D’un coup, elle était de nouveau soucieuse. Imaginer l’Ebéniste effrayé par des moldus était pour le moins étonnant. Ironie du sort, ce n’était même pas un moldu qui avait fini par le tuer, puisque c’était un Auror. Sa propre sorte s’était retournée contre lui après l’avoir exploité dans son agonie…

— Il est possible que ce que nous nommons à présent Nouvelle Inquisition lorgne sur les Portes depuis un bon moment, souffla Striknin sans quitter des yeux les deux hommes. Adraste est le père de Valère, lui-même arrière-grand-père d’Orsino et quadrisaïeul de Coriolan. Celui qui a dressé les Illusions Modernes lors de la Rénovation. Comme je te l’ai dit, rien n’est inviolable. Les Portes sont la seule faiblesse de ces chef-d’œuvre, leur seul point de non hermétisme complet.

Mais déjà, la conversation reprenait, et ils n’en perdraient pas une miette.

— Il reste à faire, pour parachever ces protections, répondit de Nesle tout en buvant de son porto. Poser cette porte sur ses gonds ne suffit pas, malgré cette fête, et ce qui reste à sceller devra l’être au-delà des Murs.

Peu à peu, les lampées d’Euphorie semblaient faire effet. Deux gorgées avaient suffi, et moins d’une minute. Le nectar distillé par Coatl surpassait sans doute celui vendu par Paulonium.

— Je ne les crains pas, finit-il par dire, prouvant que son air soucieux n’était pas le reflet d’une peur mais bel et bien de l’analyse de la situation. J’ai des moyens de m’opposer à eux, autant que j’en ai de disparaître si d’aventure ils parvenaient à passer mes barrières.

— Vous serez une cible pour eux à chaque fois que vous irez consolider l’autre côté, concéda Coatl Filth. Mais vous l’avez dit vous-même : huit ou dix mois suffiront à finaliser complètement les scellés. Vous êtes immense dans votre art. Je ne parle pas d'Ebénisterie. Vous réussirez.

Il remit à niveau son verre, contre lequel il trinqua.

Silencieux, Vératre et Striknin comprenaient, dorénavant. Pourquoi Landalphon de Nesle avait cherché à grimper dans les cercles d’Anamorphose, pourquoi il s’était bâti un tel refuge de Lune Noire. Semblable à un havre où nul ne l'aurait trouvé, quelque part face à l’océan. Il était un homme traqué par ceux qui voulaient voir disparaître la magie, et ce parce que la Porte qui était son chef-d’oeuvre était un point stratégique.

— Coatl, souffla de Nesle. Si un jour la Lune Noire décroît comme vous le supposez, tous les autres Kas seront destabilisés. Pour plusieurs années. Si ça se produit...

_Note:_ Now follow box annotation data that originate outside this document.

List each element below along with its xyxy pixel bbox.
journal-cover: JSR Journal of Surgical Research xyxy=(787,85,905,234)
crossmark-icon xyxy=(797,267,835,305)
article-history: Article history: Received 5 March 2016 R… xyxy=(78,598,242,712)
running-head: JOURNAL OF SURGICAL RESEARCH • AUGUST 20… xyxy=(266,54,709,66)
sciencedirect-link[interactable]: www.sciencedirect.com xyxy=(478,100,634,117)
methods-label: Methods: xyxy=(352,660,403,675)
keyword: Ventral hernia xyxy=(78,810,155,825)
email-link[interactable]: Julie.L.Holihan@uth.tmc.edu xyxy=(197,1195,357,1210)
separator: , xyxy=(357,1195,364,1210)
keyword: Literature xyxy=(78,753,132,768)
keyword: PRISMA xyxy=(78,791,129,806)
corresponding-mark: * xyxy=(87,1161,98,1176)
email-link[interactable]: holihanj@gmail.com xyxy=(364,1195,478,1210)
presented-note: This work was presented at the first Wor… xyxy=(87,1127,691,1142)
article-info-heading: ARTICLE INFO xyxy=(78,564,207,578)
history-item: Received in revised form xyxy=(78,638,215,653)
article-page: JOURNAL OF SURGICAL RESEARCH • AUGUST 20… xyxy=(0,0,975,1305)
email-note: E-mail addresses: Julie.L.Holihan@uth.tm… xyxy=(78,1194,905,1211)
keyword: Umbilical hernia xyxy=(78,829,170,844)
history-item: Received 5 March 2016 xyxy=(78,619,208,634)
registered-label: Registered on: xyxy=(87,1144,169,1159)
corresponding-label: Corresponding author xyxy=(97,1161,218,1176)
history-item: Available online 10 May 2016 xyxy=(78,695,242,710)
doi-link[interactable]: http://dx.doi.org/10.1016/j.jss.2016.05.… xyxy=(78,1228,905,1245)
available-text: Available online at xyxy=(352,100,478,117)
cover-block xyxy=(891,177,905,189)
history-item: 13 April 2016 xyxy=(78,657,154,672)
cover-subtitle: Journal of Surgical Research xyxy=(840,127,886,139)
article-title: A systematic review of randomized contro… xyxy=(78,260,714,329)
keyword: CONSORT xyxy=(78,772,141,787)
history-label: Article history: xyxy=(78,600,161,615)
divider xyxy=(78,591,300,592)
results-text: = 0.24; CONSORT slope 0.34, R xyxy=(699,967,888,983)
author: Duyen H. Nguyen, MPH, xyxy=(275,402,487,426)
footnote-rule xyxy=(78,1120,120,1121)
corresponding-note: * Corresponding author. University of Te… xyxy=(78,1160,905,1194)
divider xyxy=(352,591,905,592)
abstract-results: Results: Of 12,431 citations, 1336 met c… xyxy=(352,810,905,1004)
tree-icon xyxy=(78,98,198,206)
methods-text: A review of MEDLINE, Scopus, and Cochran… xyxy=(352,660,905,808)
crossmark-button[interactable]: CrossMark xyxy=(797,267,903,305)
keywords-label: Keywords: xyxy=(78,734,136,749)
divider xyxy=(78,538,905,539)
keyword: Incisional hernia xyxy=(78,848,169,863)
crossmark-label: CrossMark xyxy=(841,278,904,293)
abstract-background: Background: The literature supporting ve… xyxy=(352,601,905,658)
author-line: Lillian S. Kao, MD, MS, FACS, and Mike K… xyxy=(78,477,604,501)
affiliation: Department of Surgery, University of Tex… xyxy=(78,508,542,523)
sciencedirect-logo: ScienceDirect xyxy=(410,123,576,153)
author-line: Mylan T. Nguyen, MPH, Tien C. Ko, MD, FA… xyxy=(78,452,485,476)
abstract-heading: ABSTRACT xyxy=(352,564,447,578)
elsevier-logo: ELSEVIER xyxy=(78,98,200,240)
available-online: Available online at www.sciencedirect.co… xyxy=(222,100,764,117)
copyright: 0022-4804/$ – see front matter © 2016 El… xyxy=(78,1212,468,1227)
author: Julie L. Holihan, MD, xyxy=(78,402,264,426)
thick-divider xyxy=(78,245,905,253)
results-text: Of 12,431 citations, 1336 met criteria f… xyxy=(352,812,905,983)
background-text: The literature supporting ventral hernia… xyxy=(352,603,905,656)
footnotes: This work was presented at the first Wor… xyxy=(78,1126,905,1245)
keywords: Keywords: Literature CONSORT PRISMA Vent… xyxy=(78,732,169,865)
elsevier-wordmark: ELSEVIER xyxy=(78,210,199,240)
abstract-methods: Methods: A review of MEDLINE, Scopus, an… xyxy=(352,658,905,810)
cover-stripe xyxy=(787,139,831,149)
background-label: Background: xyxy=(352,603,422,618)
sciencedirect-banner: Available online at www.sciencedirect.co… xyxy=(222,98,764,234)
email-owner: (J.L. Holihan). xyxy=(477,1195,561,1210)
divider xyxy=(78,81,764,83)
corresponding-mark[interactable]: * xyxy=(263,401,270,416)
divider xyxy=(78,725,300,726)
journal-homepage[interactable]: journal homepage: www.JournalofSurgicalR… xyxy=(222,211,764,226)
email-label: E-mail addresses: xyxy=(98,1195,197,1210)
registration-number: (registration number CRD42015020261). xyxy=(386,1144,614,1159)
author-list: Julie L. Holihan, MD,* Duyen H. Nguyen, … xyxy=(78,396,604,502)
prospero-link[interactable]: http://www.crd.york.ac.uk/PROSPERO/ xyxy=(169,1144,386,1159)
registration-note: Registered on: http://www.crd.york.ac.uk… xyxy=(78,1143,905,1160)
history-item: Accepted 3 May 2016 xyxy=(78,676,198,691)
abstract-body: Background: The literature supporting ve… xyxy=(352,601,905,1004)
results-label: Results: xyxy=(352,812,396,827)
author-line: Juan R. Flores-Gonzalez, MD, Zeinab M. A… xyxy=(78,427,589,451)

Il tourna la tête vers l’ancienne porte, toujours admirée par les convives attablés.

— La Porte Noire ne nous protègera pas plus que celle-ci.

La stabilité des champs magiques était un prérequis absolu au fonctionnement de cet artefact.

Les sourcils de Vératre se soulevèrent haut, beaucoup plus haut sous son front blond. Et dans le parfum délicat des ris de veau qui s’en venaient sur des plateaux d’argent, Striknin lui souffla :

— Je crois que nous avons plusieurs bonnes raisons de parler à mon grand-père de nos plans.